Salah satu prinsip dan prasyarat untuk terselenggaranya pemilu/pemilihan yang demokratis adalah warga negara terdaftar sebagai  pemilih tanpa diskriminasi dalam  artian luas. Jaminan pendaftaran Pemilih tanpa diskriminasi termasuk akses pemilih untuk terdaftar dan mengetahui data dirinya sebagai Pemilih secara mudah, termasuk untuk memperbaiki data dirinya apabila terdapat kekeliruan atau perubahan elemen  data. Oleh sebab itu tahapan pemutakhiran data dan penyusunan daftar pemilih merupakan salah satu tahapan yang sangat krusial dan penting bagi terselenggaranya Pemilihan Umum. Pemutakhiran data dan penyusunan daftar Pemilih menentukan tahapan Pemilu selanjutnya. Mulai dari penentuan jumlah TPS, alokasi logistik, pola sosialisasi Pemilu, kampanye, rekapitulasi hasil suara, dan lain sebagainya.
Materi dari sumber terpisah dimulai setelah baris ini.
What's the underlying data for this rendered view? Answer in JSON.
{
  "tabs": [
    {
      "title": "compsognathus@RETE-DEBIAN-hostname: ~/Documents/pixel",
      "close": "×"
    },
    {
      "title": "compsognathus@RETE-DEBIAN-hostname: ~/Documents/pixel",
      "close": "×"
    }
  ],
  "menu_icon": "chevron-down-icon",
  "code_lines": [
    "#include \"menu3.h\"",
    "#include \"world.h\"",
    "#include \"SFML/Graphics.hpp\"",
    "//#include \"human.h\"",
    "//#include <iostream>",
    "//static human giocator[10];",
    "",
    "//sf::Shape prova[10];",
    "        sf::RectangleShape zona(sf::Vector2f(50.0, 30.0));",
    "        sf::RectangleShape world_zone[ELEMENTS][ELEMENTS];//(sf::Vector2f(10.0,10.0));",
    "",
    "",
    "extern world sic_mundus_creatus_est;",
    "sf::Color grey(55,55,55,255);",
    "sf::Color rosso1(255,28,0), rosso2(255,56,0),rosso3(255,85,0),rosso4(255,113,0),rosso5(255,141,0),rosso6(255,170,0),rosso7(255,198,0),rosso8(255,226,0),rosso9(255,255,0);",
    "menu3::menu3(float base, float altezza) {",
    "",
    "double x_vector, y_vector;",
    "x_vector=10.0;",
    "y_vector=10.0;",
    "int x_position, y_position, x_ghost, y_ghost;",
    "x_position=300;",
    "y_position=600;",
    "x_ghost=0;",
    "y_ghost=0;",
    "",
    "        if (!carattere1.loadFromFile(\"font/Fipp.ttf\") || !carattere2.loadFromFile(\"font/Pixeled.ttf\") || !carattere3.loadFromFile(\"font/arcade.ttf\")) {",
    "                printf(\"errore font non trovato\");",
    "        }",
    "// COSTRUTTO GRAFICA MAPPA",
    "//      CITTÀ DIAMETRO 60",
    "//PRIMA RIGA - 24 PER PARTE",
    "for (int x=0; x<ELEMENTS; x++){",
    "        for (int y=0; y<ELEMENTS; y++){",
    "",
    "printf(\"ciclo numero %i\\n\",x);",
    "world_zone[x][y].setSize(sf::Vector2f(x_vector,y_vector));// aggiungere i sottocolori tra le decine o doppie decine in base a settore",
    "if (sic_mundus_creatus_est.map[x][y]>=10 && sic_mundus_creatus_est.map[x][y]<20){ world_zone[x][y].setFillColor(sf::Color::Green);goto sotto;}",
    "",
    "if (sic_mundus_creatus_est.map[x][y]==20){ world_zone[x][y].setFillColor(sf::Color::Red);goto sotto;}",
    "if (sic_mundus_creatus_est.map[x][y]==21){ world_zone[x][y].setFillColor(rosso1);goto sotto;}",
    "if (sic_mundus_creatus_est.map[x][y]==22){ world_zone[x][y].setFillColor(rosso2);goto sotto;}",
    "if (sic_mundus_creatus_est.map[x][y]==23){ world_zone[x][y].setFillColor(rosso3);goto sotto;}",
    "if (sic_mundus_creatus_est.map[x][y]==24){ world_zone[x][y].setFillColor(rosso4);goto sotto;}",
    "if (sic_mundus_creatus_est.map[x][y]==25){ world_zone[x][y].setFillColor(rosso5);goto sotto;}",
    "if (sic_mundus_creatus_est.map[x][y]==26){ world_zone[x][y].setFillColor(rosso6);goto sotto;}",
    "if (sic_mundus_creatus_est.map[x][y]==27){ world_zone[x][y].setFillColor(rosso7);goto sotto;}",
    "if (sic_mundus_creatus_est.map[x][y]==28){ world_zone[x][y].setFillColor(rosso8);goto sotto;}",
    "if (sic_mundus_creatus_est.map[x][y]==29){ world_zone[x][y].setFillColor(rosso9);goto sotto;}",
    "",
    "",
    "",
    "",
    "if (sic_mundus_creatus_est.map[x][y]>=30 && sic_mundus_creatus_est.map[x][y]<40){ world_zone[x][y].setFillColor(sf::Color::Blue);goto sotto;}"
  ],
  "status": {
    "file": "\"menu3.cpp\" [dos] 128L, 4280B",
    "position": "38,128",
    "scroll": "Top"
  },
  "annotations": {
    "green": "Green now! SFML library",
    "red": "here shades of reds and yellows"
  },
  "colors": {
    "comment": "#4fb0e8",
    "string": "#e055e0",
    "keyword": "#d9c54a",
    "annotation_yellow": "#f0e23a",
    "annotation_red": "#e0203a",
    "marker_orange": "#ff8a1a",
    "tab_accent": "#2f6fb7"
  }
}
Jika hasil      pemutakhiran data dan penyusunan daftar Pemilih bermasalah atau tidak valid, dapat dipastikan tahapan Pemilu selanjutnya juga akan sangat terganggu.

 

Pantarlih dan Coklit

Saat ini, tahapan Pemilu 2024 pemutakhiran data pemilih dan penyusunan daftar pemilih, yakni melakukan pencocokan dan penelitian data pemilih (coklit). Bertujuan memastikan dan mencocokkan data yang dipegang KPU dengan data riil di lapangan sekaligus menyajikan data pemilih yang valid dan berkualitas. Coklit dilakukan oleh Petugas Petugas Pemutakhiran Data Pemilih atau Pantarlih.  Untuk Pemilu 2024  KPU Sukoharjo mempunyai  2.533 orang Pantarlih sesuai dengan pemetaan TPS  yang tersebar di 167 desa/kelurahan di Sukoharjo pada Pemilu 2024.

Pantarlih adalah petugas yang dibentuk oleh PPS ntuk melakukan pendaftaran dan pemutakhiran data pemilih.  Tugas Pantarlih  melakukan pencocokan dan penelitian atau Coklit yakni  kegiatan yang dilakukan oleh Pantarlih dalam Pemutakhiran Data Pemilih dengan cara mendatangi Pemilih secara langsung.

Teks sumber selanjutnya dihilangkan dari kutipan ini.